Maçın deneyimli yardımcı hakemi Baki Tuncay Akkın önce bir Galatasaray atağında ofsaytı kaçırdı sonra da Melo’nun açık ofsayttan attığı golü saptayamadı. Bu da yetmiyormuşçasına çizgiyi geçen-geçmeyen toplarda tutarlı kararlar veremedi. Bu nedenle Beşiktaş yandaşlarının hakem Hüseyin Göçek’e haksız yere küfretmesi yakışık almadı. Golü veren yardımcı hakemdi. Kaldı ki Beşiktaşlı futbolcuların yaptığı hatalar hakemlerden çok daha dikkat çekiciydi. Çünkü Beşiktaşlı futbolculardan bazıları futbolu bilmiyor. Örneğin Mustafa Pektemek. Bu genç oyuncu bir santrforun nasıl oynaması, takımı atağa çıktığında nasıl davranması gerektiğini bilmiyor. Salt doğal yetenekleriyle mücadelesini sürdürüyor. Oysa yeteneğe bilgi katılmadıkça sonuç almak ancak rastlantılara veya rakip savunmanın yapacağı hatalara bağlı kalıyor.
\nQuaresma’nın kaçak güreşen develer gibi oynadığı futbol varken Mustafa’yı eleştirmeye pek de gönlüm elvermiyor. Ama sonuçta Quaresma bu kadardır, daha ötesi de olmaz zaten. Mustafa belki eleştirilerimize kulak verir, kim bilir? Mustafa Pektemek’in yanında oynayan Holosko ise sanki futbolu unutmuş. En önemli özelliği olan süratte devamlılığını yitirmiş. Böyle oyuncuların tipik özelliği oynamadığı zaman kuvvetten düşmesidir ki bunu dün akşam net bir şekilde gördük.

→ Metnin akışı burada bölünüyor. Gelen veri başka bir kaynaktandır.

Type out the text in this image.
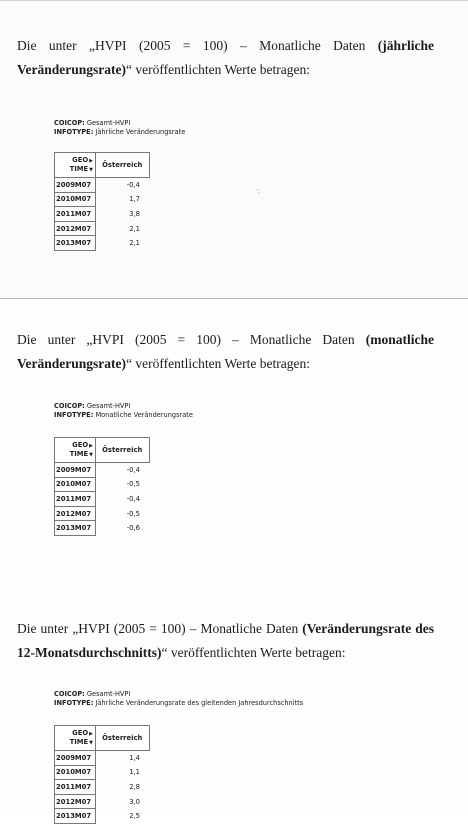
Die unter „HVPI (2005 = 100) – Monatliche Daten (jährliche Veränderungsrate)“ veröffentlichten Werte betragen:

COICOP: Gesamt-HVPI
INFOTYPE: Jährliche Veränderungsrate
GEO▶
TIME▼	Österreich
2009M07	-0,4
2010M07	1,7
2011M07	3,8
2012M07	2,1
2013M07	2,1
·:

Die unter „HVPI (2005 = 100) – Monatliche Daten (monatliche Veränderungsrate)“ veröffentlichten Werte betragen:

COICOP: Gesamt-HVPI
INFOTYPE: Monatliche Veränderungsrate
GEO▶
TIME▼	Österreich
2009M07	-0,4
2010M07	-0,5
2011M07	-0,4
2012M07	-0,5
2013M07	-0,6

Die unter „HVPI (2005 = 100) – Monatliche Daten (Veränderungsrate des 12-Monatsdurchschnitts)“ veröffentlichten Werte betragen:

COICOP: Gesamt-HVPI
INFOTYPE: Jährliche Veränderungsrate des gleitenden Jahresdurchschnitts
GEO▶
TIME▼	Österreich
2009M07	1,4
2010M07	1,1
2011M07	2,8
2012M07	3,0
2013M07	2,5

\nForveti etkisiz, Q7’si sorumsuz, savunmada Elmander’e her yüksek topta yenilmesine karşın inatla Beşiktaş’tan daha fazla para koparmanın peşinde olan Sivok’un hallerine bakıldığında Siyah-Beyazlı takımın daha iyisini yapması olanaksızdı. Futbolda bu denli net yargıya varmak insanın başına iş açacağının ayırdında olsam da oyunun gidişatı ve Beşiktaşlı futbolcuların ortaya koyduğu başarım gücünden (performanstan) her şey görülüyordu.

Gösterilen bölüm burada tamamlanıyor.